Here's something I've noticed after years in Ontario's terb community: the people with the best connections aren't always the most conventionally attractive. They're the ones with the best photos. Not the most Instagram-worthy, not the most filtered — the most honest and interesting.

Your photos are doing a job on terb: they need to show that you look like you, that you're a real person with a real life, and that meeting you would be worth someone's Saturday night. Here's how to actually accomplish that.

The Minimum You Need

Three photos is the baseline. More is generally better, but three strong photos beat six mediocre ones. Here's what those three should cover:

Photo 1 — Clear face shot: Recent (within the last year), natural lighting, smiling or at least relaxed expression. Your main photo is almost always a face shot. If people can't clearly see your face in the first photo, a huge percentage won't bother looking further.

Photo 2 — Full body or at least waist-up: Yes, this feels vulnerable. Do it anyway. On terb, people are assessing physical attraction directly — that's the honest nature of casual dating. If you don't show your body, people assume you're hiding something, and that creates a mismatch in expectations that nobody wants.

Photo 3 — A lifestyle shot: You doing something real. At a cottage. On a hike. At a Blue Jays game. In your kitchen cooking. This photo does a ton of work — it shows personality, gives conversation starters, and makes you a three-dimensional person rather than just a face.

What Gets You More Matches

Natural light is everything. A halfway decent photo taken outdoors in daylight beats a professionally lit studio shot taken in dim indoor light. The GTA, Barrie, Guelph, wherever you are — step outside, find some shade or soft light, and take photos there.

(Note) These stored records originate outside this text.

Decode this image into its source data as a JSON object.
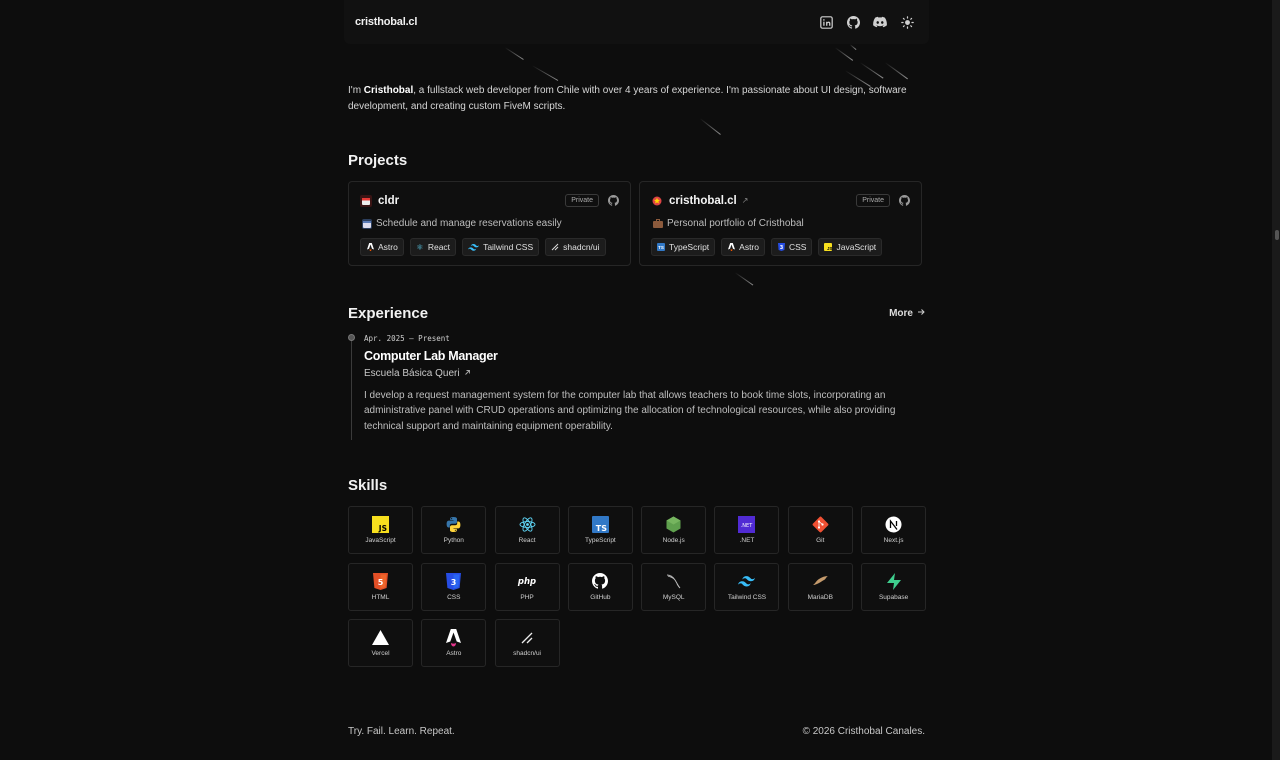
{
  "header": {
    "logo": "cristhobal.cl",
    "icons": [
      "linkedin-icon",
      "github-icon",
      "discord-icon",
      "sun-icon"
    ]
  },
  "intro": {
    "prefix": "I'm ",
    "name": "Cristhobal",
    "text": ", a fullstack web developer from Chile with over 4 years of experience. I'm passionate about UI design, software development, and creating custom FiveM scripts."
  },
  "projects": {
    "title": "Projects",
    "items": [
      {
        "name": "cldr",
        "badge": "Private",
        "description": "Schedule and manage reservations easily",
        "tags": [
          "Astro",
          "React",
          "Tailwind CSS",
          "shadcn/ui"
        ]
      },
      {
        "name": "cristhobal.cl",
        "external": "↗",
        "badge": "Private",
        "description": "Personal portfolio of Cristhobal",
        "tags": [
          "TypeScript",
          "Astro",
          "CSS",
          "JavaScript"
        ]
      }
    ]
  },
  "experience": {
    "title": "Experience",
    "more": "More",
    "items": [
      {
        "date": "Apr. 2025 — Present",
        "role": "Computer Lab Manager",
        "company": "Escuela Básica Queri",
        "description": "I develop a request management system for the computer lab that allows teachers to book time slots, incorporating an administrative panel with CRUD operations and optimizing the allocation of technological resources, while also providing technical support and maintaining equipment operability."
      }
    ]
  },
  "skills": {
    "title": "Skills",
    "items": [
      "JavaScript",
      "Python",
      "React",
      "TypeScript",
      "Node.js",
      ".NET",
      "Git",
      "Next.js",
      "HTML",
      "CSS",
      "PHP",
      "GitHub",
      "MySQL",
      "Tailwind CSS",
      "MariaDB",
      "Supabase",
      "Vercel",
      "Astro",
      "shadcn/ui"
    ]
  },
  "footer": {
    "motto": "Try. Fail. Learn. Repeat.",
    "copyright": "© 2026 Cristhobal Canales."
  }
}
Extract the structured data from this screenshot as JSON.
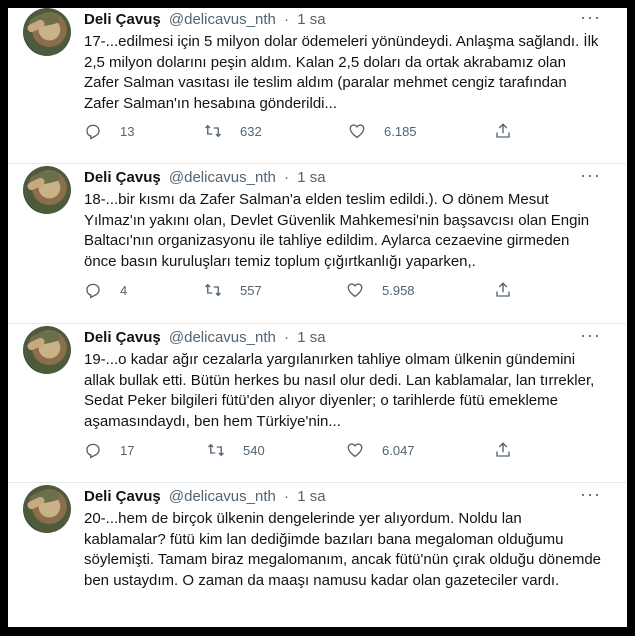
{
  "tweets": [
    {
      "name": "Deli Çavuş",
      "handle": "@delicavus_nth",
      "separator": "·",
      "time": "1 sa",
      "text": "17-...edilmesi için 5 milyon dolar ödemeleri yönündeydi. Anlaşma sağlandı. İlk 2,5 milyon dolarını peşin aldım. Kalan 2,5 doları da ortak akrabamız olan Zafer Salman vasıtası ile teslim aldım (paralar mehmet cengiz tarafından Zafer Salman'ın hesabına gönderildi...",
      "replies": "13",
      "retweets": "632",
      "likes": "6.185"
    },
    {
      "name": "Deli Çavuş",
      "handle": "@delicavus_nth",
      "separator": "·",
      "time": "1 sa",
      "text": "18-...bir kısmı da Zafer Salman'a elden teslim edildi.). O dönem Mesut Yılmaz'ın yakını olan, Devlet Güvenlik Mahkemesi'nin başsavcısı olan Engin Baltacı'nın organizasyonu ile tahliye edildim. Aylarca cezaevine girmeden önce basın kuruluşları temiz toplum çığırtkanlığı yaparken,.",
      "replies": "4",
      "retweets": "557",
      "likes": "5.958"
    },
    {
      "name": "Deli Çavuş",
      "handle": "@delicavus_nth",
      "separator": "·",
      "time": "1 sa",
      "text": "19-...o kadar ağır cezalarla yargılanırken tahliye olmam ülkenin gündemini allak bullak etti. Bütün herkes bu nasıl olur dedi. Lan kablamalar, lan tırrekler, Sedat Peker bilgileri fütü'den alıyor diyenler; o tarihlerde fütü emekleme aşamasındaydı, ben hem Türkiye'nin...",
      "replies": "17",
      "retweets": "540",
      "likes": "6.047"
    },
    {
      "name": "Deli Çavuş",
      "handle": "@delicavus_nth",
      "separator": "·",
      "time": "1 sa",
      "text": "20-...hem de birçok ülkenin dengelerinde yer alıyordum. Noldu lan kablamalar? fütü kim lan dediğimde bazıları bana megaloman olduğumu söylemişti. Tamam biraz megalomanım, ancak fütü'nün çırak olduğu dönemde ben ustaydım. O zaman da maaşı namusu kadar olan gazeteciler vardı.",
      "replies": "",
      "retweets": "",
      "likes": ""
    }
  ],
  "icons": {
    "reply": "reply-icon",
    "retweet": "retweet-icon",
    "like": "heart-icon",
    "share": "share-icon",
    "more": "more-icon",
    "avatar": "avatar"
  },
  "colors": {
    "name": "#0f1419",
    "secondary": "#536471",
    "frame": "#000000"
  }
}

Genuine expression beats posed. The slightly-awkward-but-real smile where you're actually laughing at something? More attractive than the "I've been posing for 30 minutes and this is my Instagram face" look. People on terb can tell the difference.

Seasonal variety helps. One summer photo, one winter photo, one from some random Tuesday — this shows you're a current, real person who keeps their profile updated. It also means your photos are recent, which is a green flag in casual dating.

Clear solo shots. Group photos are confusing. People shouldn't have to play "which one are you?" on your lead photo. If you include a group photo, make sure it's not your main image and you're obvious in it.

What Tanks Your Match Rate

Mirror selfies in a messy bathroom. The classic mistake. Your bathroom tells a story, and "unmade pile of laundry in the background" is not a story that reads as "this person has their life together." At minimum, clean the background before you shoot.

Heavy filters that change your face. The Snapchat dog filter was funny in 2016. FaceTuned-to-oblivion photos create unrealistic expectations and lead to that awkward "you look different from your photos" moment in person. Just don't.

Photos that are obviously years old. If you've significantly changed your appearance — gained or lost weight, changed hair, grown or shaved a beard — your photos need to reflect your current reality. Meeting someone who looks dramatically different from their photos is one of the most common complaints in the terb community.

Sunglasses in every photo. One sunglasses photo is fine. Every photo with sunglasses and people think you're hiding something — bad photos, a weird eye, something. Let people see your face.

Overly sexual main photos. Context matters. A shirtless beach photo in the right context = attractive. Dick pic as a profile photo = immediate block. The etiquette is clear: sexual content belongs in conversations where it's been mutually invited, not on your public profile.

Privacy-Smart Photos

Because terb is about discretion, think about what your photos reveal. Identifiable workplaces in the background. Recognizable landmarks near your home. Kids in photos (never put kids on a casual dating profile). Name tags or ID visible.

On terb, you can be attractive and appealing while still being privacy-conscious. These aren't competing goals. Outdoor photos in parks, lifestyle shots in generic urban settings, close-up hobby photos — all of these show personality without broadcasting your location or workplace.

Getting Better Photos (Without Hiring a Photographer)

Most people don't have great photos of themselves. They have tagged Facebook photos from 2019 and screenshots from group video calls. Here's how to fix that without making it a whole production:

  1. Ask a friend to take 20-30 casual shots next time you're out together. Not posed, just candid. Most will be bad. A few will be great.
  2. Use portrait mode on your iPhone/Android for face shots — it blurs the background and makes you the clear focus.
  3. Put your phone on a tripod or lean it against something and use the self-timer. Take 10 shots, one will work.
  4. The "golden hour" — an hour after sunrise or before sunset — makes everyone look better. The light is warm and soft. Use it.

Better photos = more matches = more connections. It's worth the 20 minutes it takes to get some good ones. Your terb experience will be measurably better.